The whole slide imaging for the assays was provided by the Alafi Neuroimaging laboratory at Washington University School of Medicine (St. Louis, MO, USA). The slides were digitized using a whole slide scanner (Nanozoomer 2.0 HT, Hamamatsu, Bridgewater, NJ, USA). The whole slide images were collected through an Olympus UPlanSApo 20×/0.75 lens and captured using the NDP.view2 digital slide viewer software (Hamamatsu Corporation, Bridgewater, NJ, USA). Quantification was performed using a digital pathology software (Visiomorph, Broomfield, CO, USA).

4.8. Confocal Microscopy

Then, 40-μm brain sections from 8 month old 5XFAD mice were stained with rabbit anti-AβpE3 [Pyro Glu3] antibody (SYSY, 1:200) and 6E10 antibody (BioLegend, 1:1000), as described in [46]. Immunofluorescent sections were visualized and captured using an Olympus FX 1200 confocal microscope. Representative images represent confocal Z-stacks (12 slices at 1.79-micron step intervals) taken at 40× magnification, and Z-stacks (12 slices at 1.51-micron step intervals) taken at 20× magnification [46].

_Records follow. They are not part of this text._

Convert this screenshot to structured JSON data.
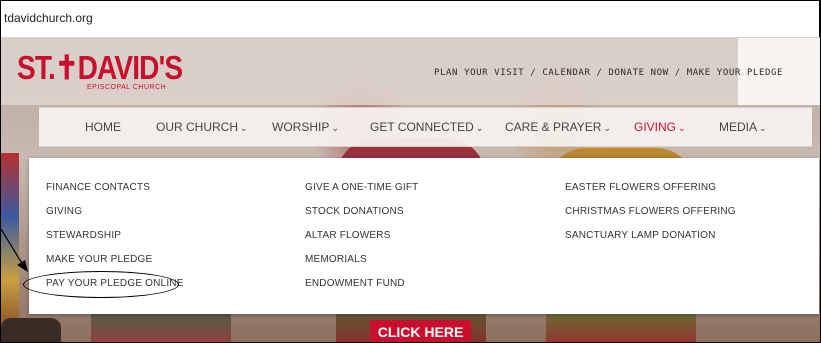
{
  "browser": {
    "url": "tdavidchurch.org"
  },
  "logo": {
    "name": "ST.✝DAVID'S",
    "subtitle": "EPISCOPAL CHURCH"
  },
  "top_links": [
    "PLAN YOUR VISIT",
    "CALENDAR",
    "DONATE NOW",
    "MAKE YOUR PLEDGE"
  ],
  "top_links_separator": "/",
  "nav": {
    "chevron": "⌄",
    "items": [
      {
        "label": "HOME",
        "has_menu": false
      },
      {
        "label": "OUR CHURCH",
        "has_menu": true
      },
      {
        "label": "WORSHIP",
        "has_menu": true
      },
      {
        "label": "GET CONNECTED",
        "has_menu": true
      },
      {
        "label": "CARE & PRAYER",
        "has_menu": true
      },
      {
        "label": "GIVING",
        "has_menu": true,
        "active": true
      },
      {
        "label": "MEDIA",
        "has_menu": true
      }
    ]
  },
  "dropdown": {
    "columns": [
      [
        "FINANCE CONTACTS",
        "GIVING",
        "STEWARDSHIP",
        "MAKE YOUR PLEDGE",
        "PAY YOUR PLEDGE ONLINE"
      ],
      [
        "GIVE A ONE-TIME GIFT",
        "STOCK DONATIONS",
        "ALTAR FLOWERS",
        "MEMORIALS",
        "ENDOWMENT FUND"
      ],
      [
        "EASTER FLOWERS OFFERING",
        "CHRISTMAS FLOWERS OFFERING",
        "SANCTUARY LAMP DONATION"
      ]
    ]
  },
  "cta": {
    "label": "CLICK HERE"
  },
  "colors": {
    "accent": "#c8102e",
    "nav_text": "#444444"
  }
}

4.9. Data Analysis and Graphing

Statistical analysis was performed by the Mann–Whitney U test using the GraphPad Prism software (version 9, GraphPad Prism, San Diego, CA, USA).

5. Conclusions

The current immunotherapeutic strategies for AD are primarily aimed at the treatment of early symptomatic patients with monoclonal antibodies. A more proactive approach based on immunoprevention of AD in healthy individuals at risk of disease is contingent upon the emergence of novel biomarkers for the prediction of AD prior to pathology onset. Multiple minimally invasive biomarkers are currently being developed, refs. [75,76,77,78,79,80,81] and their application in clinical setting will outline a broad population of otherwise healthy individuals who may benefit prom prophylactic vaccination against AD.